Normalization — Scaling values to have consistent magnitude. Prevents numerical instability.

Output Projection — A linear layer applied after multi-head attention to mix the concatenated head outputs.

Parameters — The learnable numbers in the model. Start random, get tuned during training.

Position Embedding — A vector encoding a token's position in the sequence.

Pre-normalization — Applying normalization before (not after) each block. Used in microgpt.py.

Probability Distribution — A list of non-negative numbers that sum to 1.

Q–S

Query (Q) — In attention: "What am I looking for?" The current token's search vector.

Key (K) — In attention: "What do I offer?" Each token's advertisement vector.

Value (V) — In attention: "Here's my content." The actual information a token provides.

ReLU — Rectified Linear Unit: \(\max(0, x)\). A simple activation function.

Residual Connection — Adding the input back to the output: \(y = x + f(x)\).

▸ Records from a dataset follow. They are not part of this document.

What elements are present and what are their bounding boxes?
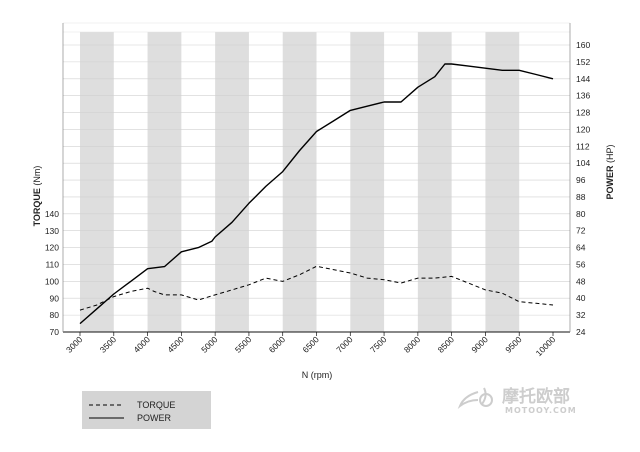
y-right-tick-label: 136 <box>576 91 590 101</box>
x-tick-label: 8500 <box>436 334 457 355</box>
y-right-tick-label: 88 <box>576 192 586 202</box>
legend-power-label: POWER <box>137 413 172 423</box>
data-series <box>79 63 554 325</box>
x-tick-label: 9500 <box>503 334 524 355</box>
y-left-tick-label: 110 <box>45 260 59 270</box>
x-axis-title: N (rpm) <box>302 370 333 380</box>
y-right-tick-label: 96 <box>576 175 586 185</box>
y-left-axis-title: TORQUE (Nm) <box>32 166 42 227</box>
rpm-band <box>147 32 182 332</box>
y-right-tick-label: 56 <box>576 259 586 269</box>
rpm-band <box>282 32 317 332</box>
y-right-tick-label: 112 <box>576 141 590 151</box>
y-left-tick-label: 90 <box>50 293 60 303</box>
rpm-band <box>80 32 114 332</box>
x-tick-label: 6000 <box>267 334 288 355</box>
y-right-tick-label: 24 <box>576 327 586 337</box>
legend-box <box>82 391 211 429</box>
y-left-tick-label: 80 <box>50 310 60 320</box>
y-right-tick-label: 144 <box>576 74 590 84</box>
y-right-tick-label: 40 <box>576 293 586 303</box>
x-tick-label: 5000 <box>199 334 220 355</box>
x-tick-label: 5500 <box>233 334 254 355</box>
x-tick-label: 6500 <box>300 334 321 355</box>
rpm-band <box>485 32 520 332</box>
watermark-logo-icon <box>457 387 493 409</box>
legend-torque-label: TORQUE <box>137 400 175 410</box>
rpm-band <box>417 32 452 332</box>
y-left-tick-label: 100 <box>45 276 59 286</box>
x-tick-label: 3000 <box>64 334 85 355</box>
x-tick-label: 10000 <box>534 334 558 358</box>
x-tick-label: 3500 <box>98 334 119 355</box>
y-left-tick-label: 120 <box>45 243 59 253</box>
torque-series-line <box>79 265 554 311</box>
watermark-text-en: MOTOOY.COM <box>505 406 577 415</box>
x-tick-label: 7500 <box>368 334 389 355</box>
y-right-tick-label: 64 <box>576 243 586 253</box>
rpm-band <box>350 32 385 332</box>
y-right-tick-label: 32 <box>576 310 586 320</box>
y-right-tick-label: 72 <box>576 226 586 236</box>
watermark: 摩托欧部 MOTOOY.COM <box>457 386 577 415</box>
y-right-axis-title: POWER (HP) <box>605 144 615 199</box>
y-right-tick-label: 120 <box>576 124 590 134</box>
x-tick-label: 8000 <box>402 334 423 355</box>
x-tick-label: 4500 <box>165 334 186 355</box>
y-right-tick-label: 128 <box>576 108 590 118</box>
x-axis-ticks: 3000 3500 4000 4500 5000 5500 6000 6500 7000 7500… <box>64 332 558 358</box>
alternating-rpm-bands <box>80 32 520 332</box>
x-tick-label: 7000 <box>334 334 355 355</box>
horizontal-gridlines <box>63 22 570 333</box>
legend: TORQUE POWER <box>82 391 211 429</box>
x-tick-label: 4000 <box>132 334 153 355</box>
watermark-text-cn: 摩托欧部 <box>502 386 570 407</box>
y-left-tick-label: 140 <box>45 209 59 219</box>
y-left-tick-label: 70 <box>50 327 60 337</box>
power-series-line <box>79 63 554 325</box>
rpm-band <box>215 32 249 332</box>
y-right-tick-label: 80 <box>576 209 586 219</box>
left-axis-ticks: 70 80 90 100 110 120 130 140 <box>45 209 59 337</box>
y-right-tick-label: 48 <box>576 276 586 286</box>
y-left-tick-label: 130 <box>45 226 59 236</box>
x-tick-label: 9000 <box>469 334 490 355</box>
y-right-tick-label: 160 <box>576 40 590 50</box>
right-axis-ticks: 24 32 40 48 56 64 72 80 88 96 104 112 120 128 136 144 15… <box>576 40 590 337</box>
y-right-tick-label: 152 <box>576 57 590 67</box>
y-right-tick-label: 104 <box>576 158 590 168</box>
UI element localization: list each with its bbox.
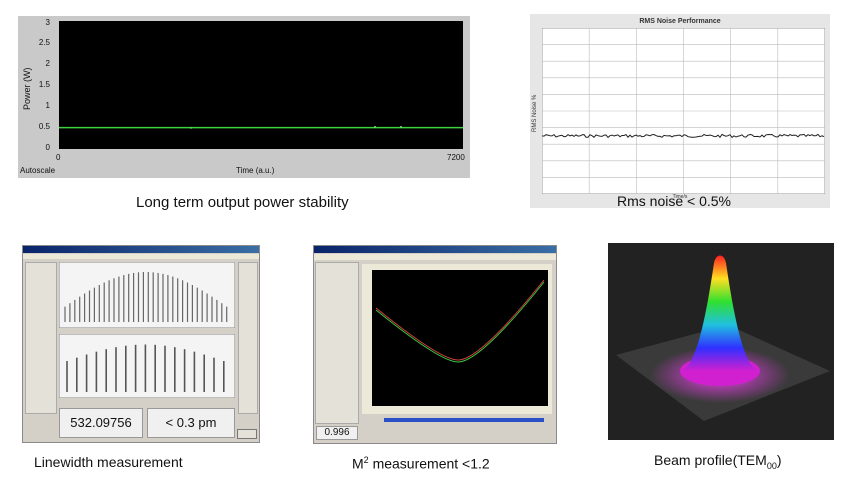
caustic-curve-red (375, 279, 545, 361)
menu-bar (23, 254, 259, 259)
y-tick: 1 (45, 101, 50, 110)
rms-y-label: RMS Noise % (532, 94, 538, 132)
power-plot-svg (59, 126, 463, 129)
beam-params-pane (315, 262, 359, 424)
menu-bar (314, 254, 556, 260)
window-titlebar (23, 246, 259, 253)
spectrum-peaks-top (64, 272, 228, 322)
interferogram-bottom-svg (59, 334, 235, 398)
rms-caption: Rms noise < 0.5% (617, 193, 731, 209)
rms-series-line (542, 133, 825, 139)
beam-profile-panel (608, 243, 834, 440)
right-settings-pane (238, 262, 258, 414)
rms-plot-svg (542, 28, 825, 194)
m2-value-readout: 0.996 (316, 426, 358, 440)
left-settings-pane (25, 262, 57, 414)
linewidth-caption: Linewidth measurement (34, 454, 183, 470)
m2-caption: M2 measurement <1.2 (352, 455, 490, 472)
rms-noise-panel: RMS Noise Performance RMS Noise % Time/s (530, 14, 830, 208)
m2-plot-area (372, 270, 548, 406)
progress-bar (384, 418, 544, 422)
linewidth-readout: < 0.3 pm (147, 408, 235, 438)
power-plot-area (59, 21, 463, 149)
beam-profile-svg (608, 243, 834, 440)
window-titlebar (314, 246, 556, 253)
ok-button[interactable] (237, 429, 257, 439)
y-tick: 2 (45, 59, 50, 68)
m2-plot-svg (362, 264, 552, 414)
y-axis-label: Power (W) (22, 67, 32, 111)
linewidth-window: 532.09756 nm < 0.3 pm (22, 245, 260, 443)
beam-peak (682, 255, 758, 371)
y-tick: 0 (45, 143, 50, 152)
power-caption: Long term output power stability (136, 194, 349, 211)
y-tick: 1.5 (38, 80, 50, 89)
m2-window: 0.996 (313, 245, 557, 444)
autoscale-button[interactable]: Autoscale (20, 166, 56, 175)
x-tick: 0 (56, 153, 61, 162)
rms-grid (542, 28, 825, 194)
power-stability-panel: 3 2.5 2 1.5 1 0.5 0 Power (W) 0 7200 Aut… (18, 16, 470, 178)
spectrum-peaks-bottom (66, 344, 225, 392)
x-tick: 7200 (447, 153, 465, 162)
y-tick: 0.5 (38, 122, 50, 131)
wavelength-readout: 532.09756 nm (59, 408, 143, 438)
rms-chart-title: RMS Noise Performance (639, 18, 721, 25)
x-axis-label: Time (a.u.) (236, 166, 275, 175)
power-blip (400, 126, 402, 128)
y-tick: 3 (45, 18, 50, 27)
y-tick: 2.5 (38, 38, 50, 47)
interferogram-top-svg (59, 262, 235, 328)
rms-x-label: Time/s (672, 194, 688, 200)
power-blip (190, 127, 192, 129)
power-blip (374, 126, 376, 128)
caustic-curve-green (375, 281, 545, 363)
beam-caption: Beam profile(TEM00) (654, 452, 782, 471)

RMSNorm — Root Mean Square Normalization: \(x / \sqrt{\text{mean}(x^2)}\).

Sampling — Randomly choosing the next token based on the probability distribution.

Scaled Attention — Dividing attention scores by \(\sqrt{d_k}\) to prevent softmax saturation.

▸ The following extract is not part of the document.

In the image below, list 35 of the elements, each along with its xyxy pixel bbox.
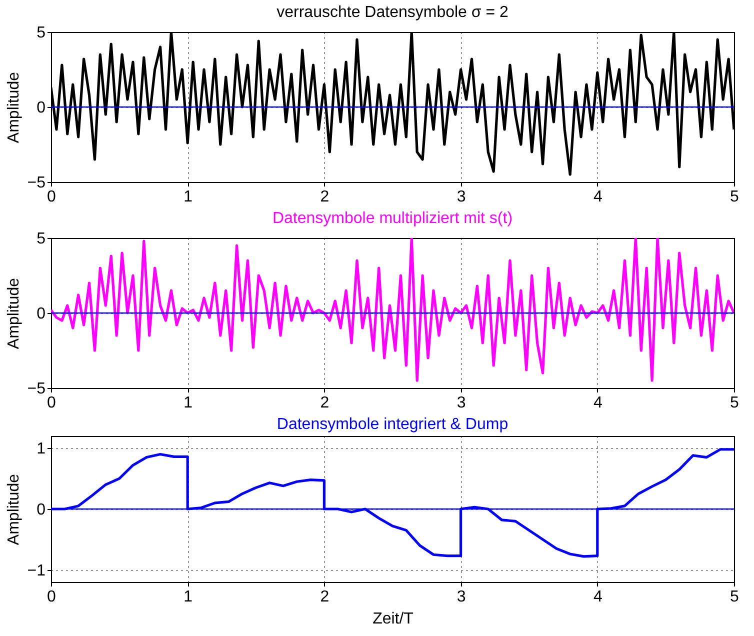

Sequence — An ordered list of tokens.

Softmax — Function that converts logits to probabilities: \(e^{x_i} / \sum_j e^{x_j}\).

State Dict — A dictionary mapping parameter names to weight matrices.

T–Z

Temperature — A scalar that controls randomness during generation. Low = deterministic, high = creative.

Token — The smallest unit the model processes. In microgpt.py: individual characters.

Tokenizer — The system that converts between text and token IDs.

Topological Sort — Ordering graph nodes so children always come before parents. Needed for backward pass.

Training — The process of iteratively adjusting parameters to minimize loss.

Training Step — One complete forward → loss → backward → update cycle.

Transformer — The architecture: attention + MLP + residual connections + normalization.

Vocabulary — The complete set of all possible tokens (27 in microgpt.py).

Vocab Size — The number of unique tokens (27 = 26 letters + BOS).

Weight Matrix — A 2D grid of learnable parameters used in linear transformations.